Il va sans dire que la nouvelle organisation devra représenter l'unité française et garantir la souveraineté nationale. Elle assurera la continuité des pouvoirs publics en reprenant à son compte tous les actes, tous les droits et tous les engagements de la France combattante.

C'est dans ces conditions que j'ai l'honneur de soumettre l'ordonnance ci-jointe à la discussion du Comité national et à votre signature.

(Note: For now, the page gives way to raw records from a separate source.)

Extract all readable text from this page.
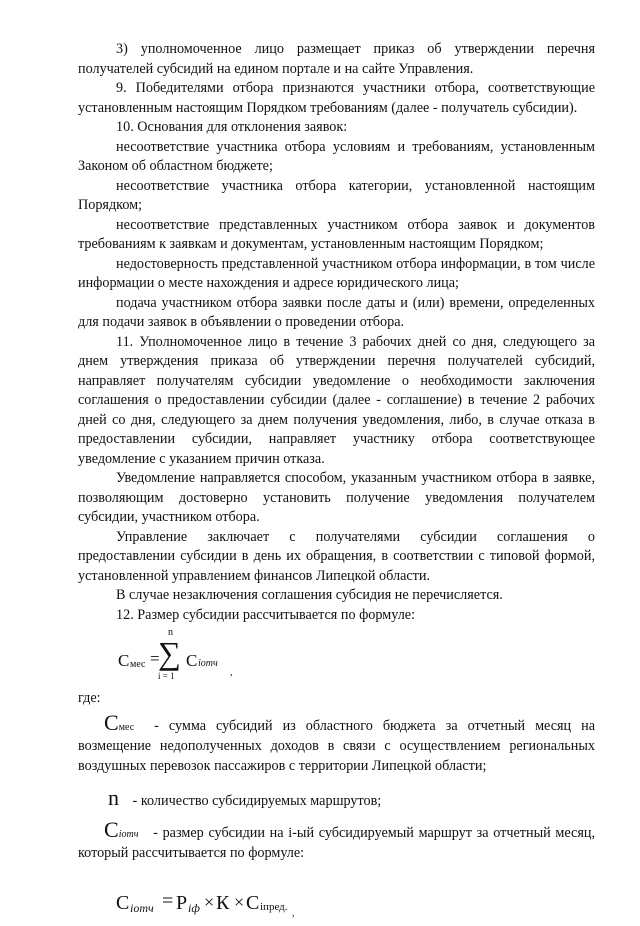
3) уполномоченное лицо размещает приказ об утверждении перечня получателей субсидий на едином портале и на сайте Управления.

9. Победителями отбора признаются участники отбора, соответствующие установленным настоящим Порядком требованиям (далее - получатель субсидии).

10. Основания для отклонения заявок:

несоответствие участника отбора условиям и требованиям, установленным Законом об областном бюджете;

несоответствие участника отбора категории, установленной настоящим Порядком;

несоответствие представленных участником отбора заявок и документов требованиям к заявкам и документам, установленным настоящим Порядком;

недостоверность представленной участником отбора информации, в том числе информации о месте нахождения и адресе юридического лица;

подача участником отбора заявки после даты и (или) времени, определенных для подачи заявок в объявлении о проведении отбора.

11. Уполномоченное лицо в течение 3 рабочих дней со дня, следующего за днем утверждения приказа об утверждении перечня получателей субсидий, направляет получателям субсидии уведомление о необходимости заключения соглашения о предоставлении субсидии (далее - соглашение) в течение 2 рабочих дней со дня, следующего за днем получения уведомления, либо, в случае отказа в предоставлении субсидии, направляет участнику отбора соответствующее уведомление с указанием причин отказа.

Уведомление направляется способом, указанным участником отбора в заявке, позволяющим достоверно установить получение уведомления получателем субсидии, участником отбора.

Управление заключает с получателями субсидии соглашения о предоставлении субсидии в день их обращения, в соответствии с типовой формой, установленной управлением финансов Липецкой области.

В случае незаключения соглашения субсидия не перечисляется.

12. Размер субсидии рассчитывается по формуле:

С мес =
n
∑
i = 1
С iотч
,

где:

Смес - сумма субсидий из областного бюджета за отчетный месяц на возмещение недополученных доходов в связи с осуществлением региональных воздушных перевозок пассажиров с территории Липецкой области;

n - количество субсидируемых маршрутов;

Сiотч - размер субсидии на i-ый субсидируемый маршрут за отчетный месяц, который рассчитывается по формуле:

С iотч = Р iф × К × С iпред.
,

Le Commissaire national à la justice et à l'instruction publique
René Cassin

Le Général de Gaulle,
Chef de la France combattante,
Président du Comité national,
Vu les ordonnances des 27 octobre et 12 novembre 1940 ;
Vu l'ordonnance n° 16 du 24 septembre 1941, portant organisation nouvelle des pouvoirs publics de la France libre ;

Le Comité national en ayant délibéré le 30 avril 1943,

Ordonne,

Article premier.

Le Général de Gaulle, Président du Comité national, est habilité à prendre par ordonnance, sur la délibération des seuls commissaires nationaux présents en Afrique du Nord, toutes les mesures nécessaires pour adapter à la situation nouvelle existant en Afrique du Nord et en Afrique occidentale françaises l'organisation des pouvoirs publics de la France combattante, actuellement régie par l'ordonnance n° 16 du 24 septembre 1941 et les textes qui en découlent.

Article 2.

L'organisation modifiée ou nouvelle aura pour but de représenter l'unité française et d'assurer l'exercice de la souveraineté nationale. Elle devra être conforme aux principes fondamentaux de la République.

Article 3.

Elle assurera la continuité des pouvoirs publics et ménagera les dispositions propres à permettre à la Nation d'exprimer sa volonté dans le plus bref délai possible.

Article 4.

La présente ordonnance sera publiée au Journal officiel de la France libre.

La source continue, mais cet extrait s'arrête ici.